Джон не выдержал и расхохотался. Он вскочил на ноги и, давясь от смеха, со словами «Простите, меня что-то тошнит, пойду прилягу» пулей вылетел за дверь.
Хильда с кислой улыбкой посмотрела ему вслед:
– Похоже, приступ морской болезни мистера Йе – только предлог. Могу поклясться, что он смеялся.
– Да, надо мной, – сконфуженно признал Люк. – Пять жен! Ничего себе, пять жен! Да мне одной не вынести!
– Бедняжка! – Она прикурила сигарету от горевшей на столе свечи.
– Знаете, мадам, мормонов совершенно напрасно осуждают за многоженство. Его корни – в религиозных убеждениях, а не в сластолюбии.
Она слегка приподняла тонкие брови:
– Это разочаровывает. Значит, все это время я ошибалась, думая, что мормоны обладают повышенной чувственностью. На самом деле это просто вознаграждение за ваше суровое воздержание во всем остальном. – Она вздохнула. – Было очень приятно поболтать с вами, мистер Каллаган. Могу я называть вас Люк? В конце концов эту пару недель нам предстоит провести в обществе друг друга.
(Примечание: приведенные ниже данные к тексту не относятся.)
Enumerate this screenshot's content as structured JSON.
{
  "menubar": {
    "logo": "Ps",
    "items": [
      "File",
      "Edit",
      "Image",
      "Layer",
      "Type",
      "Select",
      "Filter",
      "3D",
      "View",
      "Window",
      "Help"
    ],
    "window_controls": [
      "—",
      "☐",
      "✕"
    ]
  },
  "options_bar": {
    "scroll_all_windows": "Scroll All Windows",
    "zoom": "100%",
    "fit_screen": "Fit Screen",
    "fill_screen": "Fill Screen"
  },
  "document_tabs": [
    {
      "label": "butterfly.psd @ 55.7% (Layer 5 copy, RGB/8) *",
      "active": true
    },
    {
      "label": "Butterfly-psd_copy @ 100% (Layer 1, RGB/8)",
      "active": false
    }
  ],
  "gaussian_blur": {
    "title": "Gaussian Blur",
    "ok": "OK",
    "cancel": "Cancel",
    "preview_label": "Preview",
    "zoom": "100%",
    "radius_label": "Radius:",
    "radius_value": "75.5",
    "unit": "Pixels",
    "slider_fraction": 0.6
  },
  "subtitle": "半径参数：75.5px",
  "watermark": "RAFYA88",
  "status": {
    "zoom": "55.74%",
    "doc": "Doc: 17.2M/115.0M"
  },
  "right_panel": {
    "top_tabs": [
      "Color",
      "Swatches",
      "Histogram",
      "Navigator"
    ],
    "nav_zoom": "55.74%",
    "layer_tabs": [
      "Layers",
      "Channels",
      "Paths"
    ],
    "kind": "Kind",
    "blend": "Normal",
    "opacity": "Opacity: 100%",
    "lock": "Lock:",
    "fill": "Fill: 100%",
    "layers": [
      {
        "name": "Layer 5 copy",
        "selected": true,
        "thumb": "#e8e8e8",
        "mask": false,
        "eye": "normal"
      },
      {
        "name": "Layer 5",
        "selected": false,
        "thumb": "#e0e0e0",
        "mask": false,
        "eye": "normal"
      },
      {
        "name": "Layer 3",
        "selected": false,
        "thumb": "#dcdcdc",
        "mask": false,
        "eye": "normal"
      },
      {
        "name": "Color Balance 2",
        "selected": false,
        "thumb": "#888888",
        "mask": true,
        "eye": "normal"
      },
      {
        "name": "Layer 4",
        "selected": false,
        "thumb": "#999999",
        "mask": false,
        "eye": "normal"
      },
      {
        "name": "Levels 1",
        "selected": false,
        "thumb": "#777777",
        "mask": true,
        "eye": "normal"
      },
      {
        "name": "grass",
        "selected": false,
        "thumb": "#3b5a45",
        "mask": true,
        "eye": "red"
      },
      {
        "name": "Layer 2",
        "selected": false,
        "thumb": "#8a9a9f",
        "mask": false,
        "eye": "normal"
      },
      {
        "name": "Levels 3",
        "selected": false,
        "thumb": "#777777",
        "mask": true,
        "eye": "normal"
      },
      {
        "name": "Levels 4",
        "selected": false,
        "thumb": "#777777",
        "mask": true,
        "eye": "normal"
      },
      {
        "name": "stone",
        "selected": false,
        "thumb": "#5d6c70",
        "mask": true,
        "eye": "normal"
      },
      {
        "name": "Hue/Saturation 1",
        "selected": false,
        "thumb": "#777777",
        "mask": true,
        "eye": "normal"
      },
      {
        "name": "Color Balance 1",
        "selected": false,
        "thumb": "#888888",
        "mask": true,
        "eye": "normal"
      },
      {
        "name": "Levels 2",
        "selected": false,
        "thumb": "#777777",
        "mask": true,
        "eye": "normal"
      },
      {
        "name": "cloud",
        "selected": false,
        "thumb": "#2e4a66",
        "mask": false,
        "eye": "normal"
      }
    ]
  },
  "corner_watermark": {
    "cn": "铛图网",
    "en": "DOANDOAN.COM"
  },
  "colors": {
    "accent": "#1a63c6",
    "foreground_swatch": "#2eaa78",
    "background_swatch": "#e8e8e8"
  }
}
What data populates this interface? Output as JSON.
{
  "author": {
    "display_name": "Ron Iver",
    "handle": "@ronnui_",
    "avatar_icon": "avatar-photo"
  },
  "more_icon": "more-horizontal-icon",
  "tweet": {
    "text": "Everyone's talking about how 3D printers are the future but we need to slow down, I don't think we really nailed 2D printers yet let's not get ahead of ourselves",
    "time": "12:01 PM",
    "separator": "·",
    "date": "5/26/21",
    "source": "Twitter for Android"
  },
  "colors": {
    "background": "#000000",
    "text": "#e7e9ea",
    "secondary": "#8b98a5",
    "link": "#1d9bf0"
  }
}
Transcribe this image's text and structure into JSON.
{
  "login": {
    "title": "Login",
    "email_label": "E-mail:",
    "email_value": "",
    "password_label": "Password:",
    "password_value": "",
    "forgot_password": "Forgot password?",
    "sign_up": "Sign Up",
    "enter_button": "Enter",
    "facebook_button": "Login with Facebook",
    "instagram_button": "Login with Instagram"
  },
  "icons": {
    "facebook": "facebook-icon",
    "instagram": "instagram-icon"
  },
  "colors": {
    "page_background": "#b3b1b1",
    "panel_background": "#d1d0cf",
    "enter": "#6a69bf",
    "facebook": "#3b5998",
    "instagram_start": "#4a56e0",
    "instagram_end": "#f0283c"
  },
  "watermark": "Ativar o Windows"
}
– Конечно! О чем речь, миссис Болл.
– Хильда. – Она понизила голос и, слегка сузив глаза, бросила на него страстный взгляд. – Не возражаете, если мы продолжим нашу беседу в моей каюте? Мне что-то не по себе.
– С превеликим удовольствием. – Люк встал и обошел вокруг стола, чтобы помочь ей отодвинуть стул.
Она обернулась и с улыбкой поблагодарила:
– Спасибо, Люк. Вы так галантны!
«А ты, моя дорогая, распутная дамочка. Таких отец обычно называл приманкой для пиписьки! И в своем усердии ты весьма преуспела», – подумал Люк.
На Хильде было платье из клетчатой тафты, драпированное так, чтобы была видна розовая нижняя юбка. Он обратил внимание и на то, что Хильде Болл не требовалось никаких специальных приспособлений вроде турнюра или ватной накладки, чтобы подчеркнуть прехорошенький задик.
Готовясь выйти на палубу, Хильда закутала плечи в кашемировую шаль. Люку потребовалась вся его недюжинная сила, чтобы открыть дверь. Ветер крепчал, и корабль тяжело переваливался с одной огромной волны на другую. Еще днем матросы натянули вдоль палубы спасательные тросы, чтобы пассажиры и члены команды могли ходить, не боясь оказаться за бортом.
– Держитесь крепко, оплошность может стоить вам жизни! – предупредил Люк, когда они с опаской шагнули в бушующий шторм. После первого же шага всякий разговор был бесполезен. Даже самый громкий крик тонул в реве урагана и грохоте разбивающихся о корпус судна волн.
В этот момент на «Роттердам» обрушилась самая настоящая водяная гора. Корабль беспомощно нырнул носом вниз. Люка и Хильду яростный поток накрыл с головой и потащил по палубе.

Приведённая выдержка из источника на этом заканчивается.